Maria Pawlikowska-Jasnorzewska (born November 24, 1891, Krakau, Austro-Hungarian Empire [now Kraków, Poland]—died July 9, 1945, Manchester, England) was a Polish poet whose work is representative of modern lyrical poetry. She is particularly notable for the urbane sensitivity of her poems.
As a daughter of the well-known painter Wojciech Kossak, Pawlikowska-Jasnorzewska grew up in an artistic and intellectual milieu. Her first collection of poems, Niebieskie migdały (1922; “Idle Dreams”), was warmly acclaimed by the poets of the Skamander group. Up to 1939 she published a dozen more small volumes of her lyric poetry—including Pocałunki (1926; “Kisses”) and Surowy jedwab (1932; “Raw Silk”)—in which she dealt with such subject matter as the loves, the disenchantments, and the carefree life of a sophisticated modern woman.

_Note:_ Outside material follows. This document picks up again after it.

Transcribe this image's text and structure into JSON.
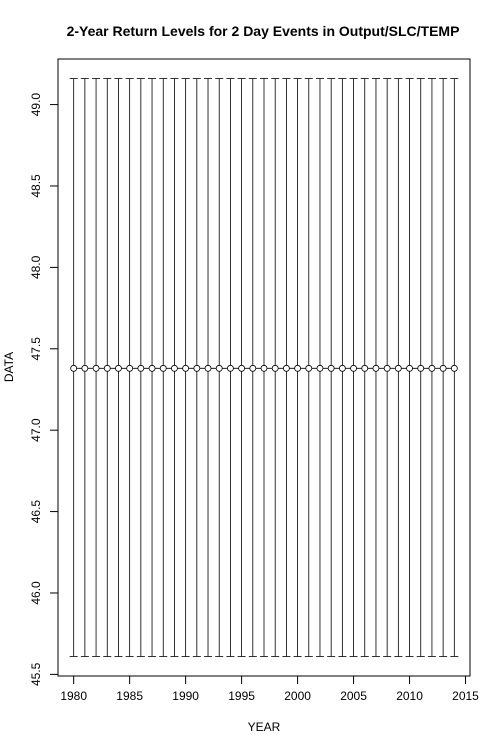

During World War II she immigrated to France and later to England, where, lamenting her exile, she expressed her feelings in Róża i lasy płonące (1940; “A Rose and Burning Forests”) and in Gołąb ofiarny (1941; “The Sacrificial Dove”). Many of her poems can be found in English translation in the volume Butterflies: Selected Poems, translated by Barbara Plebanek and Tony Howard.